In summary, this review has found Charcot's triad to have high specificity but poor sensitivity in the diagnosis of AC. Additionally, Reynold's pentad appears to have even weaker sensitivity for the disease, and its specificity had not been analysed in the studies we reviewed. This is despite these two historical diagnostic tools continuing to be commonplace in medical education. In comparison, even though the Tokyo Guidelines are still being improved, the framework appears to have far greater diagnostic yield. Yet the teaching and utilization of this framework outside of Japan is minimal.

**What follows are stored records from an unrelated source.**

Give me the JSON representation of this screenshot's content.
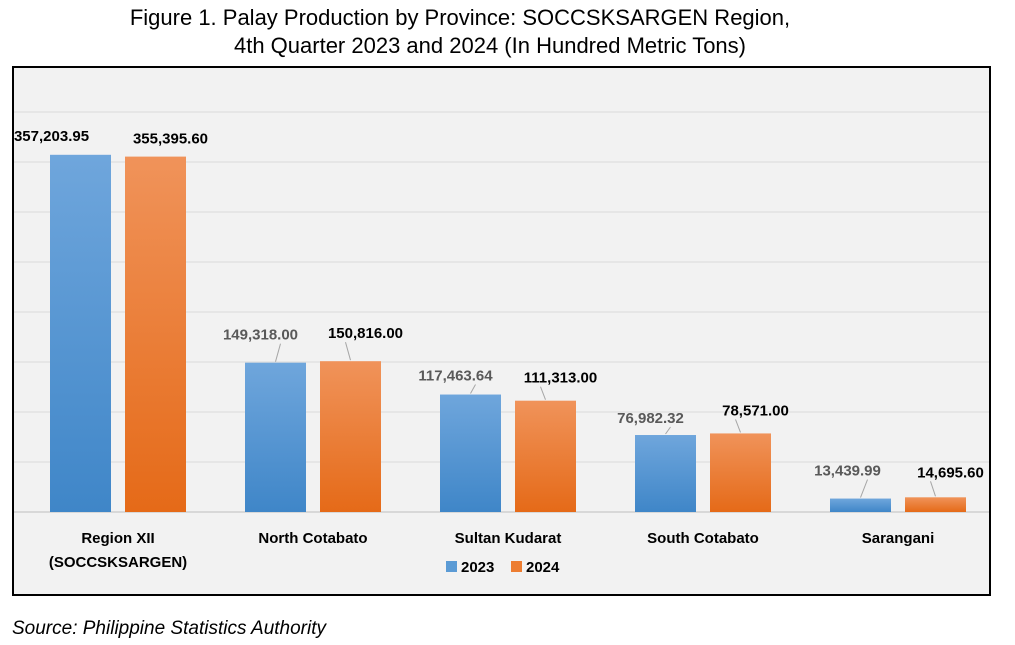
{
  "title_line1": "Figure 1. Palay Production by Province: SOCCSKSARGEN Region,",
  "title_line2": "4th Quarter 2023 and 2024 (In Hundred Metric Tons)",
  "source": "Source: Philippine Statistics Authority",
  "chart_data": {
    "type": "bar",
    "title": "Figure 1. Palay Production by Province: SOCCSKSARGEN Region, 4th Quarter 2023 and 2024 (In Hundred Metric Tons)",
    "categories": [
      "Region XII\n(SOCCSKSARGEN)",
      "North Cotabato",
      "Sultan Kudarat",
      "South Cotabato",
      "Sarangani"
    ],
    "series": [
      {
        "name": "2023",
        "values": [
          357203.95,
          149318.0,
          117463.64,
          76982.32,
          13439.99
        ],
        "labels": [
          "357,203.95",
          "149,318.00",
          "117,463.64",
          "76,982.32",
          "13,439.99"
        ],
        "color": "#5b9bd5"
      },
      {
        "name": "2024",
        "values": [
          355395.6,
          150816.0,
          111313.0,
          78571.0,
          14695.6
        ],
        "labels": [
          "355,395.60",
          "150,816.00",
          "111,313.00",
          "78,571.00",
          "14,695.60"
        ],
        "color": "#ed7d31"
      }
    ],
    "ylim": [
      0,
      400000
    ],
    "grid": true,
    "legend": "bottom-center",
    "xlabel": "",
    "ylabel": ""
  }
}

We would argue that Charcot's triad is still a useful tool when considering differential diagnoses for abdominal pain. It is a simple framework that is easy to remember and apply in a clinical context. Our review suggests that Charcot's triad is an effective rule-in test, but has little clinical value as a rule-out test. Additionally, the promise of the Tokyo Guidelines has been highlighted in the literature which suggests that its introduction into clinical practice and medical training internationally may lead to improved diagnosis of AC. However, it is a far more complicated diagnostic criteria which may lead to resistance in both its learning and teaching.